With reporting from Amin Isaac
Three former executives of Al Jazeera Children’s Channel (JCC) returned to a Doha courtroom Tuesday, more than two years after being fired from their positions and issued a travel ban amid accusations of financial impropriety.
During the hearing, officials from Qatar’s State Audit Bureau testified that they found insufficient supporting documentation for several travel claims and that former manager Mahmoud Bouneb signed dozens of contracts over an eight-year period without obtaining the required co-signature of a board member.
However, they said they found no evidence that any money went missing or was improperly spent. Bouneb – a Tunisian-Canadian who appeared in court with Moroccan Malika Alouane, his wife and former programming director of the station, as well as Palestinian Haitham Qudaih, a former cost controlling manager – called the ongoing proceedings “shameful.”
While admitting in an interview with Doha News to “administrative transgressions,” the 58-year-old said he always operated within the appropriate framework and that none of his actions came close to criminality.
“There were no clear violations,” he said.
Bouneb attributed his mistakes to the stress of managing a TV studio with a heavy production schedule.
“Sometimes, you need to make a decision on the spot.”
After eight years with the station, he and roughly 30 members of the channel’s senior staff were terminated. In short order, a travel ban was placed on several of those who were sacked. They have since been lifted, except on Bouneb, Alouane and Qudaih.
Bouneb said the three stand accused of mismanaging approximately QR3.1 million (US$851,460) over eight years.
Last year, separate investigations by the Qatar National Audit Bureau and accounting firm Ernst & Young cleared the trio of any criminal wrongdoing. The E&Y report stated:
“The committee concludes that what was possible to note from the inspection was that there are some administrative misconducts.
However, there is no way to say that the Channel’s employees, whose names appear in the claim, have committed any embezzlement crimes or harmed intentionally the Channel funds.”
Nevertheless, the three, who have not been jailed, were formally charged earlier this year (see timeline).
Contracts valued at more than US$1 million (QR3.64 million) required the signatures of both Bouneb and a member of the JCC board. However, National Audit Bureau investigators found 62 contracts that lacked a second signature.
Bouneb said most of these related to the station’s satellite uplink, staff housing or commissioned programs.

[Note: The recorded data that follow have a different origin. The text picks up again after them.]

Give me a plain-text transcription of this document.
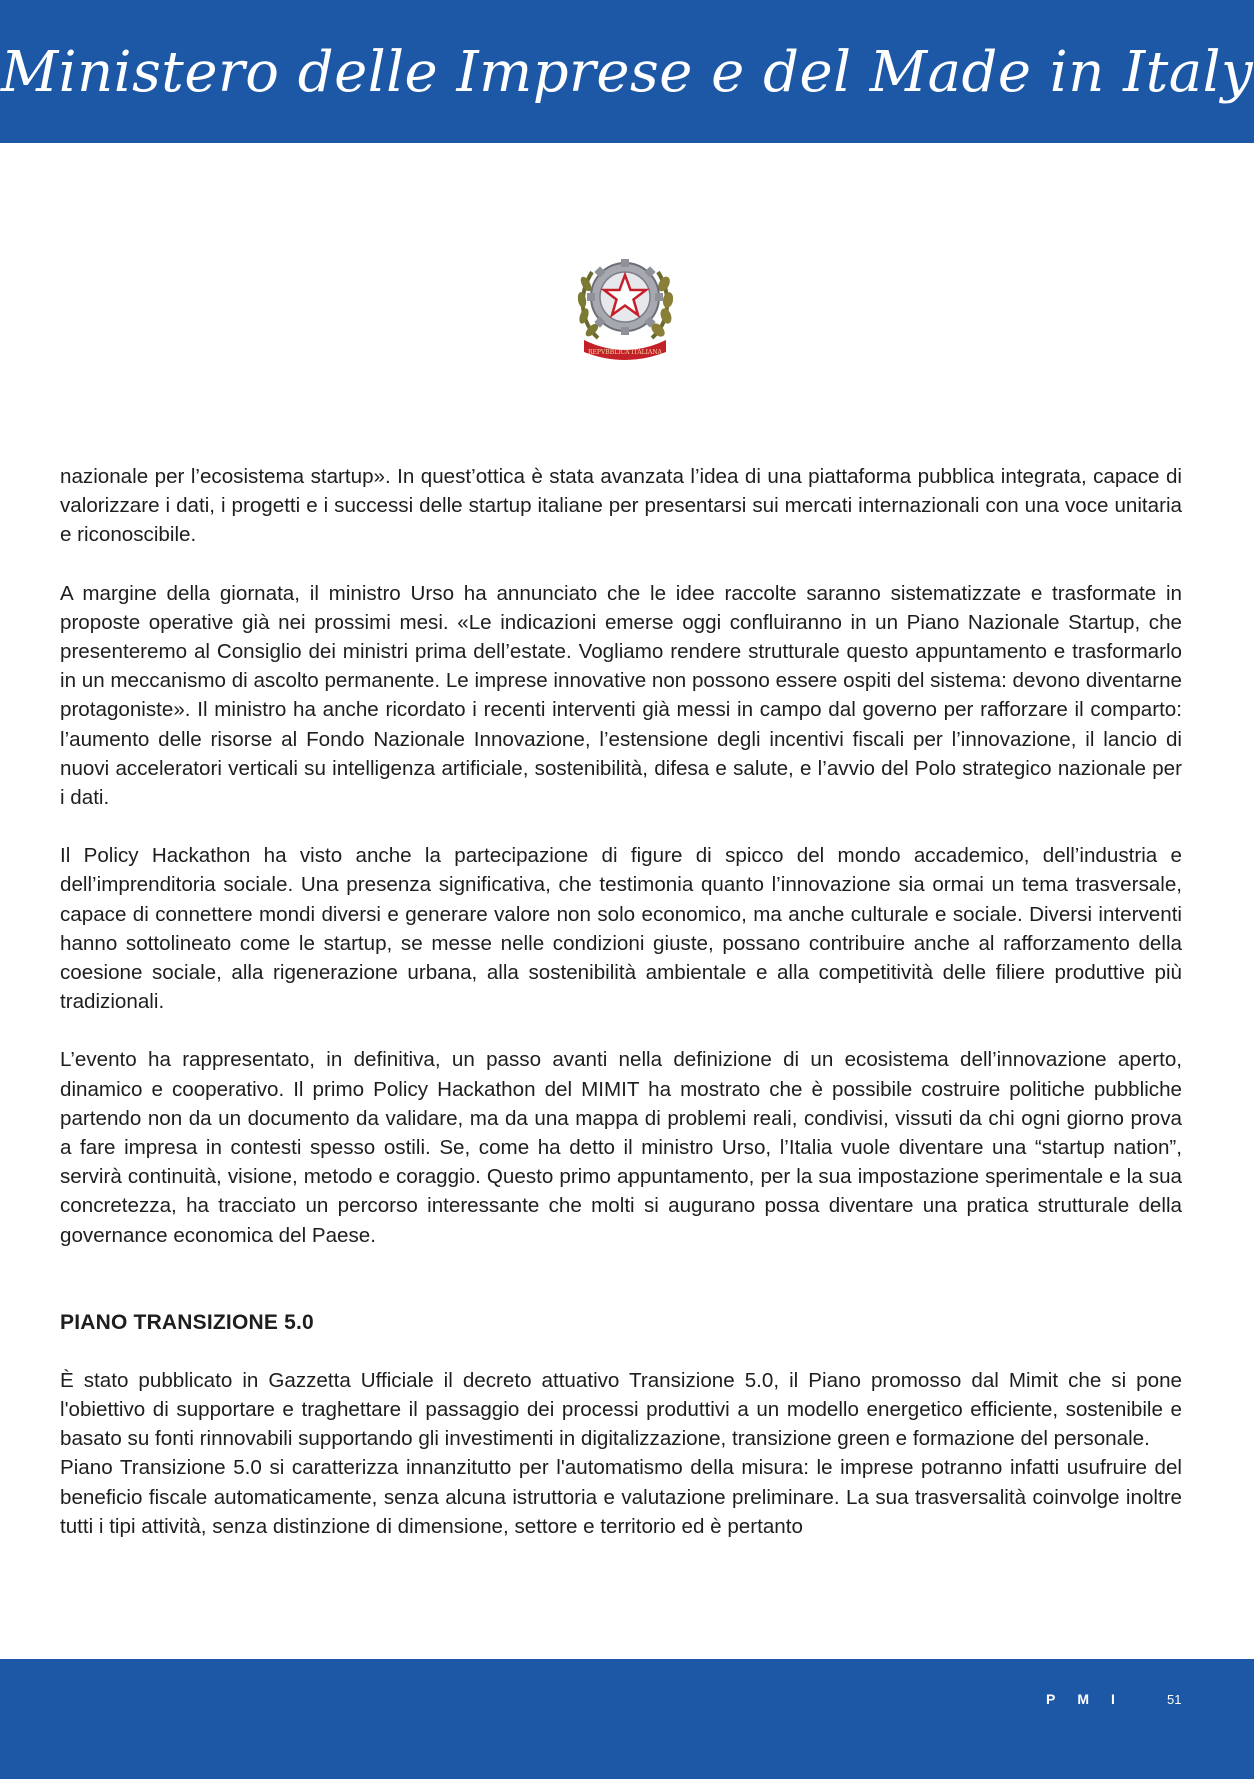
Ministero delle Imprese e del Made in Italy
REPVBBLICA ITALIANA

nazionale per l’ecosistema startup». In quest’ottica è stata avanzata l’idea di una piattaforma pubblica integrata, capace di valorizzare i dati, i progetti e i successi delle startup italiane per presentarsi sui mercati internazionali con una voce unitaria e riconoscibile.

A margine della giornata, il ministro Urso ha annunciato che le idee raccolte saranno sistematizzate e trasformate in proposte operative già nei prossimi mesi. «Le indicazioni emerse oggi confluiranno in un Piano Nazionale Startup, che presenteremo al Consiglio dei ministri prima dell’estate. Vogliamo rendere strutturale questo appuntamento e trasformarlo in un meccanismo di ascolto permanente. Le imprese innovative non possono essere ospiti del sistema: devono diventarne protagoniste». Il ministro ha anche ricordato i recenti interventi già messi in campo dal governo per rafforzare il comparto: l’aumento delle risorse al Fondo Nazionale Innovazione, l’estensione degli incentivi fiscali per l’innovazione, il lancio di nuovi acceleratori verticali su intelligenza artificiale, sostenibilità, difesa e salute, e l’avvio del Polo strategico nazionale per i dati.

Il Policy Hackathon ha visto anche la partecipazione di figure di spicco del mondo accademico, dell’industria e dell’imprenditoria sociale. Una presenza significativa, che testimonia quanto l’innovazione sia ormai un tema trasversale, capace di connettere mondi diversi e generare valore non solo economico, ma anche culturale e sociale. Diversi interventi hanno sottolineato come le startup, se messe nelle condizioni giuste, possano contribuire anche al rafforzamento della coesione sociale, alla rigenerazione urbana, alla sostenibilità ambientale e alla competitività delle filiere produttive più tradizionali.

L’evento ha rappresentato, in definitiva, un passo avanti nella definizione di un ecosistema dell’innovazione aperto, dinamico e cooperativo. Il primo Policy Hackathon del MIMIT ha mostrato che è possibile costruire politiche pubbliche partendo non da un documento da validare, ma da una mappa di problemi reali, condivisi, vissuti da chi ogni giorno prova a fare impresa in contesti spesso ostili. Se, come ha detto il ministro Urso, l’Italia vuole diventare una “startup nation”, servirà continuità, visione, metodo e coraggio. Questo primo appuntamento, per la sua impostazione sperimentale e la sua concretezza, ha tracciato un percorso interessante che molti si augurano possa diventare una pratica strutturale della governance economica del Paese.

PIANO TRANSIZIONE 5.0

È stato pubblicato in Gazzetta Ufficiale il decreto attuativo Transizione 5.0, il Piano promosso dal Mimit che si pone l'obiettivo di supportare e traghettare il passaggio dei processi produttivi a un modello energetico efficiente, sostenibile e basato su fonti rinnovabili supportando gli investimenti in digitalizzazione, transizione green e formazione del personale.

Piano Transizione 5.0 si caratterizza innanzitutto per l'automatismo della misura: le imprese potranno infatti usufruire del beneficio fiscale automaticamente, senza alcuna istruttoria e valutazione preliminare. La sua trasversalità coinvolge inoltre tutti i tipi attività, senza distinzione di dimensione, settore e territorio ed è pertanto

PMI 51
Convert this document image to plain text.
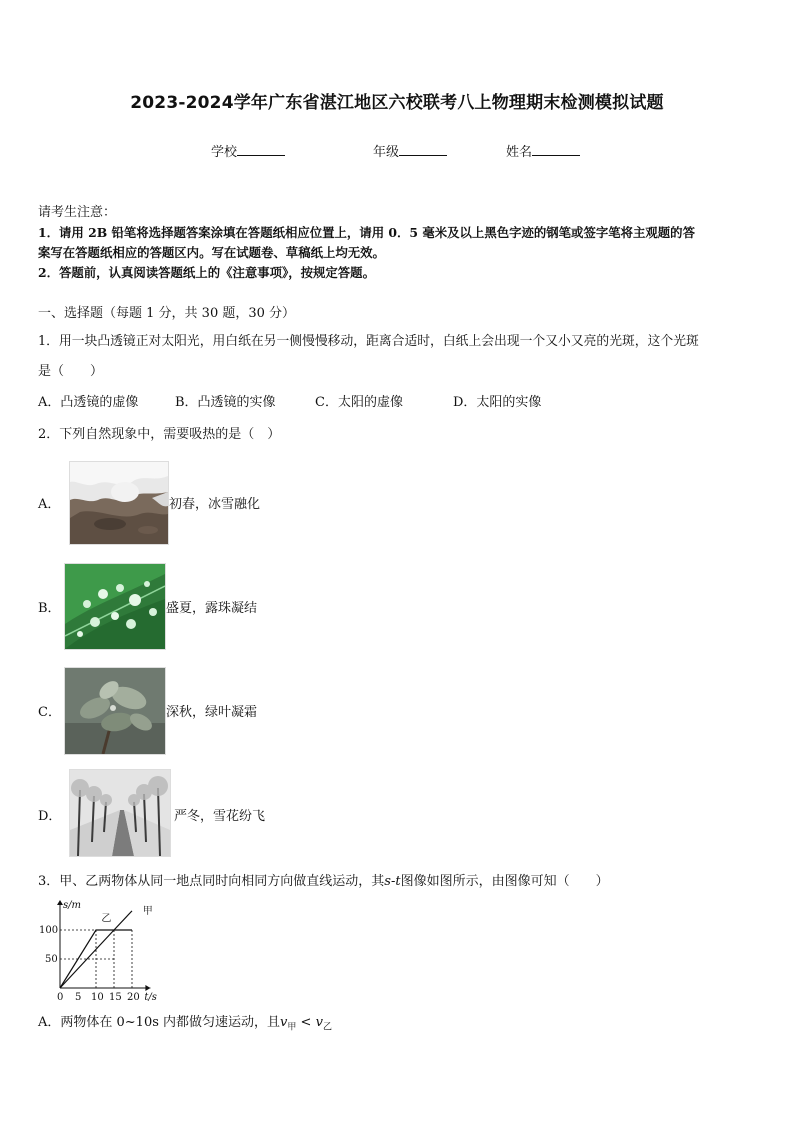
2023-2024学年广东省湛江地区六校联考八上物理期末检测模拟试题
学校	年级	姓名
请考生注意：
1．请用 2B 铅笔将选择题答案涂填在答题纸相应位置上，请用 0．5 毫米及以上黑色字迹的钢笔或签字笔将主观题的答
案写在答题纸相应的答题区内。写在试题卷、草稿纸上均无效。
2．答题前，认真阅读答题纸上的《注意事项》，按规定答题。
一、选择题（每题 1 分，共 30 题，30 分）
1．用一块凸透镜正对太阳光，用白纸在另一侧慢慢移动，距离合适时，白纸上会出现一个又小又亮的光斑，这个光斑
是（　　）
A．凸透镜的虚像	B．凸透镜的实像	C．太阳的虚像	D．太阳的实像
2．下列自然现象中，需要吸热的是（　）
A．	初春，冰雪融化
B．	盛夏，露珠凝结
C．	深秋，绿叶凝霜
D．	严冬，雪花纷飞
3．甲、乙两物体从同一地点同时向相同方向做直线运动，其s-t图像如图所示，由图像可知（　　）
s/m
t/s
0 5 10 15 20
50
100
乙
甲
A．两物体在 0~10s 内都做匀速运动，且$v_甲 < v_乙$
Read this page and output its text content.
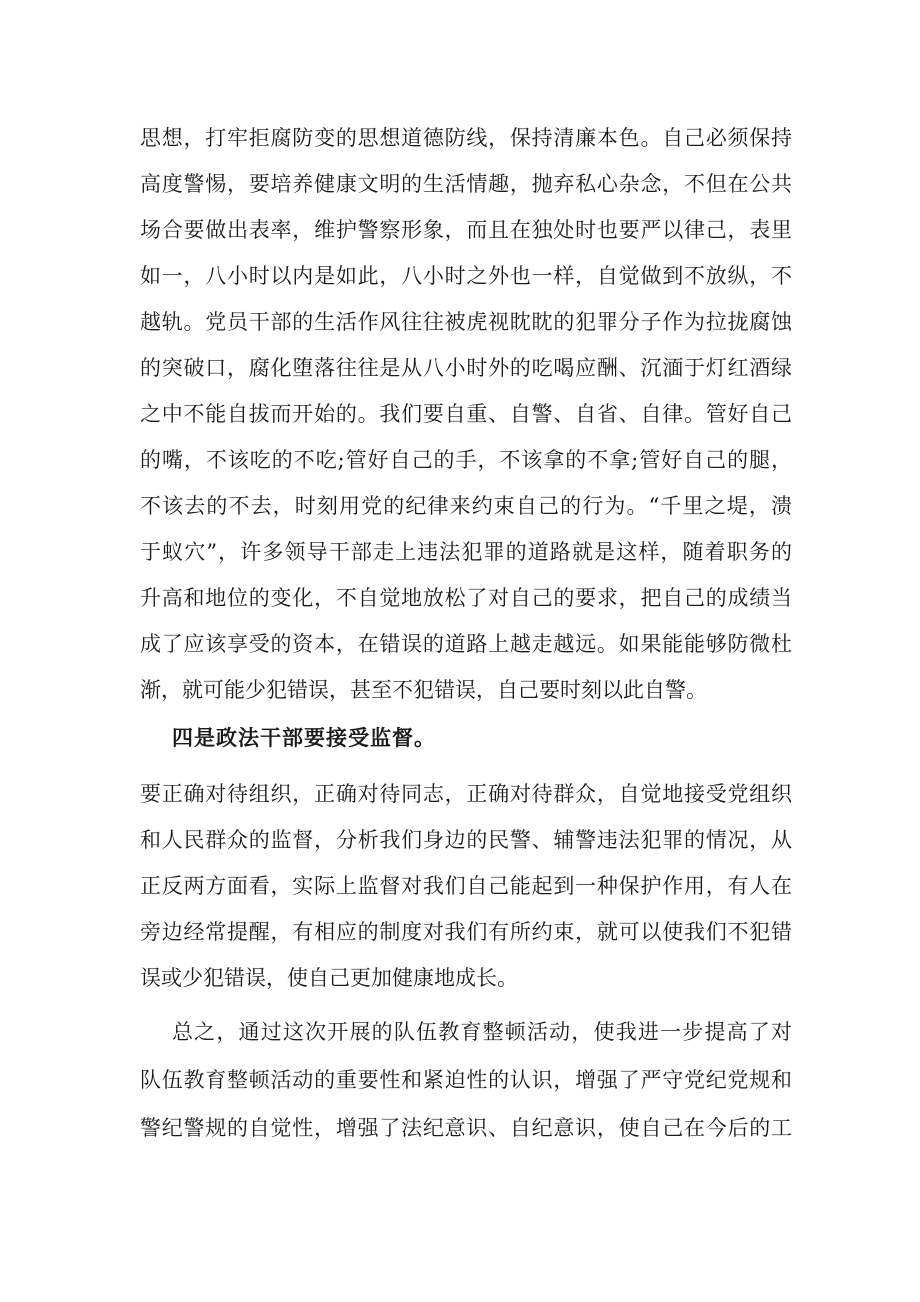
思想，打牢拒腐防变的思想道德防线，保持清廉本色。自己必须保持
高度警惕，要培养健康文明的生活情趣，抛弃私心杂念，不但在公共
场合要做出表率，维护警察形象，而且在独处时也要严以律己，表里
如一，八小时以内是如此，八小时之外也一样，自觉做到不放纵，不
越轨。党员干部的生活作风往往被虎视眈眈的犯罪分子作为拉拢腐蚀
的突破口，腐化堕落往往是从八小时外的吃喝应酬、沉湎于灯红酒绿
之中不能自拔而开始的。我们要自重、自警、自省、自律。管好自己
的嘴，不该吃的不吃;管好自己的手，不该拿的不拿;管好自己的腿，
不该去的不去，时刻用党的纪律来约束自己的行为。“千里之堤，溃
于蚁穴”，许多领导干部走上违法犯罪的道路就是这样，随着职务的
升高和地位的变化，不自觉地放松了对自己的要求，把自己的成绩当
成了应该享受的资本，在错误的道路上越走越远。如果能能够防微杜
渐，就可能少犯错误，甚至不犯错误，自己要时刻以此自警。
四是政法干部要接受监督。
要正确对待组织，正确对待同志，正确对待群众，自觉地接受党组织
和人民群众的监督，分析我们身边的民警、辅警违法犯罪的情况，从
正反两方面看，实际上监督对我们自己能起到一种保护作用，有人在
旁边经常提醒，有相应的制度对我们有所约束，就可以使我们不犯错
误或少犯错误，使自己更加健康地成长。
总之，通过这次开展的队伍教育整顿活动，使我进一步提高了对
队伍教育整顿活动的重要性和紧迫性的认识，增强了严守党纪党规和
警纪警规的自觉性，增强了法纪意识、自纪意识，使自己在今后的工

In many cases, they were time-sensitive arrangements that would have been jeopardized if there was a delay in finalizing the agreement, he said, adding that it was not always possible to obtain a second signature in a timely manner.
Bouneb argued his actions were “needed” and that the contracts were examined in annual external audits as well as regular financial reviews by the board.
“If there were problems during the eight years of my management, would they not have been raised before now?”
National Audit Bureau investigators also examined Bouneb’s travel claims and found that all expenses were supported by receipts and that in most cases, the justification for trips were properly documented. In a few cases, however, a form explaining the purpose of the trip was not filed.
Bouneb told Doha News that his office almost always filled out the proper paperwork and that any missing forms were “exceptions.”
It was also suggested during Tuesday’s four-and-a-half-hour hearing that Alouane kept possession of a company-provided residence while collecting a housing allowance that she started receiving after the couple got married.
Bouneb called that accusation “nonsense.” He said Alouane, 45, moved into his villa after they married and informed the channel’s human resources department that her residence was vacant.
“What is the use of keeping two houses in the same compound?” he asked.
The trio’s next court hearing is scheduled for Dec. 26. In the meantime, they remain unable to leave or work in Qatar due to kafala system rules, which is taking its financial toll.
Qudaih, 37, told Doha News in September that he had already depleted his savings, while Bouneb said he has cashed in his pension in Switzerland, where he was based for 17 years.
Bouneb said that from his perspective, more than a decade of “loyalty and full transparency” to Qatar has been answered with an “immoral” prosecution lacking any serious allegations of criminality.
“No fraud, no embezzlement, nothing,” he said. “They’ve taken two years of our lives.”